The Public Investment Fund’s one-year loan was provided by 17 banks and has four extension options.
Sources previously said the loan would be used for general corporate purposes. A revolving loan is one that can be drawn, repaid and drawn again during the agreed lending period.
PIF, which is chaired by Crown Prince Mohammed bin Salman and is the engine of his economic transformation plans for Saudi Arabia, declined to comment.
“The lenders obviously have the right to say no when they come and ask for an extension, but given that it’s a relationship facility, given everything that’s happening in Saudi and how much business people are chasing with PIF, I think they’ll get most of the banks – if not all of them – rolling their exposures over,” one of the sources said.
PIF, which manages about $480 billion in assets, is at the centre of Saudi Arabia’s Vision 2030, a national strategy aimed at diversifying the economy and cutting the kingdom’s reliance on hydrocarbons.
The sovereign wealth fund started raising bank debt in 2018 with an $11 billion facility, followed in 2019 by a $10 billion loan, which it then repaid in 2020.
The banks involved in the loan were BNP Paribas, Bank of America, Citi, Credit Agricole, Credit Suisse, Deutsche Bank, First Abu Dhabi Bank, Goldman Sachs, HSBC, Intesa Sanpaolo, JPMorgan, Mizuho, Morgan Stanley, Natixis, SMBC, Societe Generale and Standard Chartered, sources have previously said.
Fitch Ratings on Wednesday assigned PIF an ‘A’ credit rating, in line with the sovereign’s, and said it expected the fund to gradually tap the international debt markets.
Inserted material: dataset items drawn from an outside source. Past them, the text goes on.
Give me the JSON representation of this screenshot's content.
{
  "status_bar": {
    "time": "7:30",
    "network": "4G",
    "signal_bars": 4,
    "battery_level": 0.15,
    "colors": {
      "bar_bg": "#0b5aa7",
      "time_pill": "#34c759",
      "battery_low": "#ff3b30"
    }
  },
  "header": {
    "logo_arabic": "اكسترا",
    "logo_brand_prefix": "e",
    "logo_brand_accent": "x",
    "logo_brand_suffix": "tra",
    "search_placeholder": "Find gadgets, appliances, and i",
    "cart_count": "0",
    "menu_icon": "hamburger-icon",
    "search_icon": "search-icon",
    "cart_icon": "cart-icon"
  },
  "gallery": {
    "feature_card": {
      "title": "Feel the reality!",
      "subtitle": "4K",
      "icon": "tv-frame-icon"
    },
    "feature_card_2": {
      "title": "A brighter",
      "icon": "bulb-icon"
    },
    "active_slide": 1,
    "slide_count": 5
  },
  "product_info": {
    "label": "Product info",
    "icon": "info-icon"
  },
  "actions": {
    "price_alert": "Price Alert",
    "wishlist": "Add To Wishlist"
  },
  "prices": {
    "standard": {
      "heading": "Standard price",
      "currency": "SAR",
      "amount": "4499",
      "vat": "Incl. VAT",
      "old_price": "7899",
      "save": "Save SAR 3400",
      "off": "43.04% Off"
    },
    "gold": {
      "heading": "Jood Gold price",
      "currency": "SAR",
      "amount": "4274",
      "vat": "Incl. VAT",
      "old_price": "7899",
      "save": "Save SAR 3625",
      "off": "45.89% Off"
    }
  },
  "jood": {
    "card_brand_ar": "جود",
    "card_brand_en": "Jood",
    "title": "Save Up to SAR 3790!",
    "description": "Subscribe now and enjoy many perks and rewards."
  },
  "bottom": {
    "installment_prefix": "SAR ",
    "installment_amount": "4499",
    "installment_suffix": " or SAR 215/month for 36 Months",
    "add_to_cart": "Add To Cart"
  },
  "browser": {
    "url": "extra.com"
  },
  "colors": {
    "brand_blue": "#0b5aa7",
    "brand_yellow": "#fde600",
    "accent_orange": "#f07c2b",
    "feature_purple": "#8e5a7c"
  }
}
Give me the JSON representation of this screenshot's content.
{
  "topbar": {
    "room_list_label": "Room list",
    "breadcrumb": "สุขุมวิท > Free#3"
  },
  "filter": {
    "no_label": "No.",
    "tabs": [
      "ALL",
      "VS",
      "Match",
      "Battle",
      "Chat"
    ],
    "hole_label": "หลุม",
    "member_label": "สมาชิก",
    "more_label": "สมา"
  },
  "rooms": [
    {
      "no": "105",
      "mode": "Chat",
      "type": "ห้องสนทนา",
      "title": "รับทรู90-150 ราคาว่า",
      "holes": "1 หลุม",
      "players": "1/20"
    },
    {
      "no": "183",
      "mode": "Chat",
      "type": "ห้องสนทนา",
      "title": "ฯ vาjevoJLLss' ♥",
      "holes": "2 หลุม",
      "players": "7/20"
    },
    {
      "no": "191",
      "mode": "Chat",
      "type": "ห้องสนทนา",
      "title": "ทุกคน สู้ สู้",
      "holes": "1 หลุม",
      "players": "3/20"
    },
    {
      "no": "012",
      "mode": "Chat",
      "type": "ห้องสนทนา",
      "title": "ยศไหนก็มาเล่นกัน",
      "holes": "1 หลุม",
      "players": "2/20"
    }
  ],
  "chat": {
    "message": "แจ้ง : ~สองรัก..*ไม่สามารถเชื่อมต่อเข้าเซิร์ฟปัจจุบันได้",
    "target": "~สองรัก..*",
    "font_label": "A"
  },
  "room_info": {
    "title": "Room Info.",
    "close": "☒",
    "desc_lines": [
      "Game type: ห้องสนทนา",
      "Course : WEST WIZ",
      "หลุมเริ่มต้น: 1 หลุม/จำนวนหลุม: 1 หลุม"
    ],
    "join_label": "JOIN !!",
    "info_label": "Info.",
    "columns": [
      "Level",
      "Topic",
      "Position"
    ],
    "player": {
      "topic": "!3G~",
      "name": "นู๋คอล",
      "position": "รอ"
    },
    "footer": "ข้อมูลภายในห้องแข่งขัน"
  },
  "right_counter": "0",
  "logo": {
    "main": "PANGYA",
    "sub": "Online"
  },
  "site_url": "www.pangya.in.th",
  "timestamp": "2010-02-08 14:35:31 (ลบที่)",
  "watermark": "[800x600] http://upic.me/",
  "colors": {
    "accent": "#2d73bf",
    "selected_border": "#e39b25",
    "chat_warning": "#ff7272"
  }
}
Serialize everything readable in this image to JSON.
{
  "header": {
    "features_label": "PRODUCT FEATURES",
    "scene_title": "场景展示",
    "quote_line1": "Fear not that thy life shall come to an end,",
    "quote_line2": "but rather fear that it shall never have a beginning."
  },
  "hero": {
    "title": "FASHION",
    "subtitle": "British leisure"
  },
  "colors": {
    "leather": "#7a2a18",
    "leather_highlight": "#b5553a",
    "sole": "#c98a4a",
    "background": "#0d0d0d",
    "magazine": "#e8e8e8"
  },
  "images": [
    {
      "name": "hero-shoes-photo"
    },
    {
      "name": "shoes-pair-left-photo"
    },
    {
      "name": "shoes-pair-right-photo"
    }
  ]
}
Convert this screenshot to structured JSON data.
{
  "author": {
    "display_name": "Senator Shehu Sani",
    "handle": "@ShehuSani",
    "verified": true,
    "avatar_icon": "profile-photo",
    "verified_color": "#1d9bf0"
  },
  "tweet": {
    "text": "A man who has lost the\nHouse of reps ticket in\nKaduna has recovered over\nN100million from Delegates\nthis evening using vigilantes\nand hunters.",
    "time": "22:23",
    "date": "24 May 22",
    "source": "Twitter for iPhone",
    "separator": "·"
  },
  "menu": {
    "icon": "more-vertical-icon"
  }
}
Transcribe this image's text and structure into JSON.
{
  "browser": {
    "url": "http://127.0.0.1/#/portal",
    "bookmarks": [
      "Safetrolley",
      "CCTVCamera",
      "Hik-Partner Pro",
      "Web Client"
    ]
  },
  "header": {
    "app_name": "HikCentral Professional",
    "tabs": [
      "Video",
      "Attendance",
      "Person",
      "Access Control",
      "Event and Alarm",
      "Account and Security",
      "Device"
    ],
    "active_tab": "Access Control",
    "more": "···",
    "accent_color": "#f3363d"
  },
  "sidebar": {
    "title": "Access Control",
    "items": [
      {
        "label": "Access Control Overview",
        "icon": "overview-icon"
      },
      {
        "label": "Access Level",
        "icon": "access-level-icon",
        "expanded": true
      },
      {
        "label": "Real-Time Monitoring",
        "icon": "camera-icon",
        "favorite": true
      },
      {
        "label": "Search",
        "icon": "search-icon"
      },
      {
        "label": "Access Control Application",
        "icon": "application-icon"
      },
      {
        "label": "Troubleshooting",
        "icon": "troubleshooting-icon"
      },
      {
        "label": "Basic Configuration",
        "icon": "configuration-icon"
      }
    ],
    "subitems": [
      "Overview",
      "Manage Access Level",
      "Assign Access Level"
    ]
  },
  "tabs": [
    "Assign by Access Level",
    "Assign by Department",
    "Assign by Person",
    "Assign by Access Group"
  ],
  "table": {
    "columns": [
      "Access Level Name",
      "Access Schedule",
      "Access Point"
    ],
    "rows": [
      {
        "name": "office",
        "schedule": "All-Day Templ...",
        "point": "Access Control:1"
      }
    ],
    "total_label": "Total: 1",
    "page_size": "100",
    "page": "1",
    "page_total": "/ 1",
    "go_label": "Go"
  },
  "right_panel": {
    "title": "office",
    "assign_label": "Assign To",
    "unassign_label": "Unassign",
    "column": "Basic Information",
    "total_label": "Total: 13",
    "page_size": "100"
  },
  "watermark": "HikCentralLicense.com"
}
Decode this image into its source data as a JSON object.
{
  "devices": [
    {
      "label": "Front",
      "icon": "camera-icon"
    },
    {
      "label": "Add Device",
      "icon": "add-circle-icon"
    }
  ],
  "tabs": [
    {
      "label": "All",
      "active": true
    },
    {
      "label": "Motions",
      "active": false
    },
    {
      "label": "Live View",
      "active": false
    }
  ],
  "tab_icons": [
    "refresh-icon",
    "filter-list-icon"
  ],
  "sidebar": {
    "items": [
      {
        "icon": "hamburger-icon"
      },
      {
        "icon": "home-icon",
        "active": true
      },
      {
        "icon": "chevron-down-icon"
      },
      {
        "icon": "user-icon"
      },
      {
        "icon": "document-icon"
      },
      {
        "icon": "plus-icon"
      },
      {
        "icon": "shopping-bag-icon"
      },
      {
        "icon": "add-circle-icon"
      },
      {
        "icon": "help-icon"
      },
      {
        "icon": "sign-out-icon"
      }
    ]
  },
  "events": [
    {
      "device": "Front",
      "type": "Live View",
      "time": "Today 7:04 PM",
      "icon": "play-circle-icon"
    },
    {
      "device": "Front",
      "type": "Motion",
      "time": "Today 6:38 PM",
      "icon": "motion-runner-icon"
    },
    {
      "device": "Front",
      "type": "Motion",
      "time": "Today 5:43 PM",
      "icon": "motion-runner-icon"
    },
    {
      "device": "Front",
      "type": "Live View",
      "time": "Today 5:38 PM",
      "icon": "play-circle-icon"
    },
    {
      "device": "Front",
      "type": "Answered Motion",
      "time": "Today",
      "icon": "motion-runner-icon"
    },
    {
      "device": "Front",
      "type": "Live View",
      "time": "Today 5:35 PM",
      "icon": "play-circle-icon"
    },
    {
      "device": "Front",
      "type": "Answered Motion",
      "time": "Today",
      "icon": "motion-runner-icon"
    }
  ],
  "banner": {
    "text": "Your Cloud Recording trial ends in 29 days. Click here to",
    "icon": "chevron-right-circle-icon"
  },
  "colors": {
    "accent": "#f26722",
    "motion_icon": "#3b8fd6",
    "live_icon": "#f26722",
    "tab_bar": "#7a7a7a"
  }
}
Reuters reported last year that PIF was setting up an environmental, social and governance (ESG) framework under which it is likely to issue multibillion-dollar green bonds.
Its governor, Yasir al-Rumayyan, said in September PIF was working with BlackRock on the framework and planned to announce its debut green bonds “soon”, without providing details.